Mary G v. Souder

305 S.W.2d 883, 1957 Mo. App. LEXIS 556
CourtMissouri Court of Appeals
DecidedOctober 23, 1957
Docket7678
StatusPublished
Cited by21 cases

This text of 305 S.W.2d 883 (Mary G v. Souder) is published on Counsel Stack Legal Research, covering Missouri Court of Appeals primary law. Counsel Stack provides free access to over 12 million legal documents including statutes, case law, regulations, and constitutions.

Bluebook
Mary G v. Souder, 305 S.W.2d 883, 1957 Mo. App. LEXIS 556 (Mo. Ct. App. 1957).

Opinion

STONE, Judge.

The petitioner in this original proceeding in habeas corpus (to whom we refer as Mary that her three minor children may not be identified with this recordation of their mother’s sordid conduct) is held by the Sheriff of Douglas County, Missouri, under a “capias execution” which states that Mary “was convicted of the offense of contempt of court and her punishment was assessed at a term of thirty days in the county jail.” Mary’s conviction was upon a verified information filed by the Prosecuting Attorney of Douglas County under Section 211.400, 1 in a separate case styled State of Missouri vs. Mary G- (hereinafter referred to as the contempt proceeding). After reciting that on the 5th day of April, 1957, in the Juvenile Division of the Circuit Court of Douglas County, Mary’s three minor children “were adjudged to be neglected children and in need of the protection of said Juvenile Court” and that “it was ordered and adjudged that Mary G- not permit Lee R- to come into her home,” the information charged that Mary “negligently disobeyed said orders and judgments so made on April 5th, 1957, by permitting the said Lee R-to come into her home where said named children reside contrary ,to the orders and judgments of the court and *885 against the peace and dignity of the State.” Following trial, the court entered a “judgment of guilty of the charge of contributing to the neglect of children who are wards of the Juvenile Court of Douglas County, Missouri,” and assessed punishment at imprisonment in the county jail for thirty days.

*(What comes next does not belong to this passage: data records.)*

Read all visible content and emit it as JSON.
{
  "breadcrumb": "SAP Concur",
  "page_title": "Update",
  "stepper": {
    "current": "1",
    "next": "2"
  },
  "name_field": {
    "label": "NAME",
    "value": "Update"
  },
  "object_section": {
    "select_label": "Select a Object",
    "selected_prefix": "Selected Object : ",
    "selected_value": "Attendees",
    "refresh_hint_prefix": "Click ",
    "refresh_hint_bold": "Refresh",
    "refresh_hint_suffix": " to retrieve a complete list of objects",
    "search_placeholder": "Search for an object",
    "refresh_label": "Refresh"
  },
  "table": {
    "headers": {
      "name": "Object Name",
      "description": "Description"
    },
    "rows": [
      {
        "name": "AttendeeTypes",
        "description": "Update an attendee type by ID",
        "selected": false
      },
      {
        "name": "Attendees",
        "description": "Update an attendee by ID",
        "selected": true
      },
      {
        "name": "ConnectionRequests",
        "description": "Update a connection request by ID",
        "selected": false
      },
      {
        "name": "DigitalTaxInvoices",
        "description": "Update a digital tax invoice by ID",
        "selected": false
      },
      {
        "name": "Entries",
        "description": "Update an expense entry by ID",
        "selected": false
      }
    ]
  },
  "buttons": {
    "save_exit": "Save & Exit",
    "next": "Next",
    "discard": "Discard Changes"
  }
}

After an unsuccessful motion for new trial, defendant was sentenced and the court ordered “defendant committed.”

The order of court, which the information in the contempt proceeding charged that Mary “negligently disobeyed,” had been entered on April 5, 1957, in a statutory neglect proceeding under Chapter 211, in which the court had adjudged that Mary’s three minor children were “neglected children” within the meaning of Section 211.-310, “by reason of being permitted by the mother to live in the home with a disreputable person, Lee R-, and are suffering from the depravity of the mother in permitting this person to be in the home.” The order in the neglect proceeding then stated that “(a) 11 of said children are found to be in need of the care and protection of the State of Missouri and are hereby made wards of the Juvenile Division of the Circuit Court of Douglas County, Missouri, * * * and committed to the custody of the mother, Mary G-, until further order of this court upon the specific condition that Lee R-, the person who has been living in the home, no longer is permitted to live there or visit there and so long as said mother conducts herself as a moral, decent citizen.”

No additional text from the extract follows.